People are not problems to be solved.

People are social, conversational, and often confusing and non-deterministic, behaving within their entire multi-layered contingent contexts.

More simply, people are complex living in an equally rich complex world. People relate to each other and their world through and with technologies.

All technologies are mediation devices, extensions of human expression and skills. All technologies enhance or hinder our relationships in the world.

Technology

Technology does not solve problems.

Technology does not solve people. It doesn’t eliminate work, play, health, illness, religion, science, learning, reading, art making, anything.

Technology changes our relations to these aspects of our lives.

When technologies, companies, and ideas are viewed as problem-solutions, it turns it all into a zero-sum game of winners and losers.

This kind of framing has not been borne out in the long history of humanity. TV didn’t kill the radio star. The internet didn’t eliminate books. Mobile phones didn’t get rid of desktop computing.

None of us have a paperless house or office.

People experience life. Technology changes that experience.

The technologies that enrich our experience and connect more of our lives tend to be the technologies we discuss, the platforms with which we construct companies and the cultural apparatus we absorb.

Technology extends our experiences, emotions, senses, and analytic capabilities. Technology often deepens our experience of life.

Ema

I committed to working with my colleagues at Ema because they understood this simple but profound concept of technology.

They didn’t word it this way to me, but when I worded it this way to them years ago, we all immediately clicked. 

The Ema team is not trying to solve women’s health. The Ema team is not The Solution to AI for Women. The Ema team does not provide the skeleton key to FemTech.

Ema does not eliminate the work of nurses, caregivers, or family members. Ema does not defeat the enemy of old tech.

Ema enriches the relationship women have with their health, their illnesses, their ignorances, and their knowledge.

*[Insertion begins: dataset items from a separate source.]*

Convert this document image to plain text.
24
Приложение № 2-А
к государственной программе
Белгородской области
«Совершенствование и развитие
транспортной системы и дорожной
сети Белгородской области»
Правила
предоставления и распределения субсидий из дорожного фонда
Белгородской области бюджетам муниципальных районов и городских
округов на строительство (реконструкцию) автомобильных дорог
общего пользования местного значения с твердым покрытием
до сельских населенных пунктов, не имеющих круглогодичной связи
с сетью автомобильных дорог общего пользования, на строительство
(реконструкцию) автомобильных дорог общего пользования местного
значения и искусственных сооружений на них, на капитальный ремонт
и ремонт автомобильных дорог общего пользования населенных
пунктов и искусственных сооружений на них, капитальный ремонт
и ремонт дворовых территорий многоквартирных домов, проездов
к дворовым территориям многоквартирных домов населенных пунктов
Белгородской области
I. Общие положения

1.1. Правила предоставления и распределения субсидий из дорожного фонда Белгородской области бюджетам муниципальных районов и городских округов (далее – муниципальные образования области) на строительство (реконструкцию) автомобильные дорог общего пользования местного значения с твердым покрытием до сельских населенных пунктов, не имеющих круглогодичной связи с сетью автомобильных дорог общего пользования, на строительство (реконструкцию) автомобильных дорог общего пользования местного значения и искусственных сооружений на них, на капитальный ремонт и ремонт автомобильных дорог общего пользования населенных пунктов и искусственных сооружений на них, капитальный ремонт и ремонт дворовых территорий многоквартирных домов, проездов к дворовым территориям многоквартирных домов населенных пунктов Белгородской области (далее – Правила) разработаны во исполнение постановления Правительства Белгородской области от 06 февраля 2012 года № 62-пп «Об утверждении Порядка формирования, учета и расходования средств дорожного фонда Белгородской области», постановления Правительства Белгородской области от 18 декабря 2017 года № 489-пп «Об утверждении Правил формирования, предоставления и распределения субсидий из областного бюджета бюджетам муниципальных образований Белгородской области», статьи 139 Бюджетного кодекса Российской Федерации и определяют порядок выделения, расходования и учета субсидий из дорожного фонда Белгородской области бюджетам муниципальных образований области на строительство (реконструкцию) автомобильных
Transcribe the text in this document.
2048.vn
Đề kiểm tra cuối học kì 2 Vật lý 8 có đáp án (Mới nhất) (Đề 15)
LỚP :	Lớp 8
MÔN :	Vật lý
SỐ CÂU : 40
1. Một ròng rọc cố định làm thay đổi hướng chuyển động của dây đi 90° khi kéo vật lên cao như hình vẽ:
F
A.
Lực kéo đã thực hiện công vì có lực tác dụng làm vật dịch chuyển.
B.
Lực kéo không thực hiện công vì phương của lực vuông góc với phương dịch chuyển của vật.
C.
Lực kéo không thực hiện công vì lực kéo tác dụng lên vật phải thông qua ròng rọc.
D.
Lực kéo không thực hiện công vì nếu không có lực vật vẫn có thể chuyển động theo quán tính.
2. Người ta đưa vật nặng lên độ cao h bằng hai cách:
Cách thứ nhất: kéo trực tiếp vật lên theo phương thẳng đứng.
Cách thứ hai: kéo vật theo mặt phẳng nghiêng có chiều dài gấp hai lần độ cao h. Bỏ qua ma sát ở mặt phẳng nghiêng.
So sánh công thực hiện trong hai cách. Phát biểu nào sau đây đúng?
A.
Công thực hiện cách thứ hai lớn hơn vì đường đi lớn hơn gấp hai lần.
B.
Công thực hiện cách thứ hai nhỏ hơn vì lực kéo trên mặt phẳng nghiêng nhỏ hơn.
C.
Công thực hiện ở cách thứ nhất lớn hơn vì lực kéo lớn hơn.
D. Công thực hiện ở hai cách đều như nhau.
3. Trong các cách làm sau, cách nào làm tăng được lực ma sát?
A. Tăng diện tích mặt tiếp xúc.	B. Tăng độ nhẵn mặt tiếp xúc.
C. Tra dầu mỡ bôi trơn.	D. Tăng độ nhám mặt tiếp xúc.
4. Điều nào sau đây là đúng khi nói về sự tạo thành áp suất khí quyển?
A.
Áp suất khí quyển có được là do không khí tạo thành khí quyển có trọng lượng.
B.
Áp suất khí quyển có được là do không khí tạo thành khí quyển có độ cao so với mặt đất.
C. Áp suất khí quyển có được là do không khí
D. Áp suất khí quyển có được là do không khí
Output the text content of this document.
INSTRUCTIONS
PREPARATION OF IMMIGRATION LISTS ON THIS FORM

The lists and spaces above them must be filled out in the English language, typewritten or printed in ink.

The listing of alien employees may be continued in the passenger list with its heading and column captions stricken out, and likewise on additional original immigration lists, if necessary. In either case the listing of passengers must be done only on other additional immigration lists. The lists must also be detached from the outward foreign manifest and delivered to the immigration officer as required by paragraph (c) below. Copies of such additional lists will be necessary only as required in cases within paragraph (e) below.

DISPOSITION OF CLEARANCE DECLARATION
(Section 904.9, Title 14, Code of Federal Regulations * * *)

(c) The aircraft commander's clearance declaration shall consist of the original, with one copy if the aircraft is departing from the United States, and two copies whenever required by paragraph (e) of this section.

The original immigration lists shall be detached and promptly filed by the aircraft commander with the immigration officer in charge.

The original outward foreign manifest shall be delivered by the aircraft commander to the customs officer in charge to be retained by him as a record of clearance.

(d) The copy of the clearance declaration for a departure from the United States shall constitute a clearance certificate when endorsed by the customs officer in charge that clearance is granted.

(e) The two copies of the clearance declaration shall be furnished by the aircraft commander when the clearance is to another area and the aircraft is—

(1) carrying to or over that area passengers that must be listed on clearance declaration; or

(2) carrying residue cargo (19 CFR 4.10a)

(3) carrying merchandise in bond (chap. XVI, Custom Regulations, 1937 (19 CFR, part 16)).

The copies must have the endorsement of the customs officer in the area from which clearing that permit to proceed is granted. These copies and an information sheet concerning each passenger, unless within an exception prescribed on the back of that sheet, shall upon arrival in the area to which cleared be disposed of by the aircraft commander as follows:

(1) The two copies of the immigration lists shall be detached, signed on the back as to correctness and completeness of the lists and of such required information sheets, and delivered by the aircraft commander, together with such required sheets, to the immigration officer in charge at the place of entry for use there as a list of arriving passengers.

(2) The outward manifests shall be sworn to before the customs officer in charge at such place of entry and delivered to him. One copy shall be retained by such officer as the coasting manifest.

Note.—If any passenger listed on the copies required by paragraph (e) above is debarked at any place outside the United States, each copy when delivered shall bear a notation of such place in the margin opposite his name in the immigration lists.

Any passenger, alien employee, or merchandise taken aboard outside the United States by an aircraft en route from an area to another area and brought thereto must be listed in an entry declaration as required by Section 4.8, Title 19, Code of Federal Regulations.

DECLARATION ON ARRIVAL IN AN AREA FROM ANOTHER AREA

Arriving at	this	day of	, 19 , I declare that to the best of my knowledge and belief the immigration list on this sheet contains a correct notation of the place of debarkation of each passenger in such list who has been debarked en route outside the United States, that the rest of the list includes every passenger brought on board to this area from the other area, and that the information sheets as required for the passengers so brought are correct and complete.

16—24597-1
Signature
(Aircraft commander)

Ema increases the connectivity between a health provider and a woman and her family. Ema deepens the familiarity a woman has with her own questions.

Ema inquires. Ema connects. Ema informs. Ema comforts. Ema relates. Ema emotes.

Ema enriches and expands the concept of FemTech by increasing the variety and quantity of experiences people can have with AI technologies.

Ema increases the services women have access to and makes them more delightful to access.

Today, though, the markets defined AI as a problem that was solved, again.

I am writing this on January 27th, 2025, the day the global markets engaged with “Deepseek” open source LLM reasoning models.

Huge amounts of wealth changed hands in one large zero-sum framing of AI.

Many market players hold onto the false notions above that AI is a problem to be solved and that if one model, one approach, and one group deliver a remarkable achievement it must mean everyone else failed, is behind, is wrong, or is a problem solved. 

This framing has unfortunate consequences of likely causing useful funding to go in less useful ways and to continue the idea that there is only one problem to solve with one kind of AI and that the solution the world has arrived at is all that’s needed and clearly and and and.

The development and training of models will be a never-ending evolution and pruning of approaches. The complexity of our engagements with AI will require more models, not less.

The relationships we have to AI will require more diverse approaches to interaction, not less.

As AI becomes ubiquitous not just in companies but in the relationships people have with each other and themselves, AI will require more computers and more variety of those computers, not less.

Outro and invitation

Today, the market shrank itself to a problem that needs to be solved. And nearly a trillion dollars moved around. And in very chaotic and irrational ways. Needlessly stressful.

All the analysis will claim a rational, utility, efficient frontier of zero sumness. “Such and Such Lab Beats Everyone!”

And that will be a less useful, less enriching frame for those who hold it too long.

You, me, and anyone else reading this can simply keep on enriching our lives and each other with technologies. Obviously, I think Ema could be a nice part of that for all of us.

And there’s plenty of room for everything you work on in your company of people-who-are-not-problems too!

Find out more about Ema at emaapp.co

Opinion

From platforms to people: The next era of femtech

Published

on

By Katrina Zalcmane, head of partnerships and growth, Véa

The next era of femtech shifts focus from platforms to people as women rethink how technology fits into wellness and social life.

Women are spending less time on ambient, always-on digital environments and more time in bounded, intentional, in-person settings.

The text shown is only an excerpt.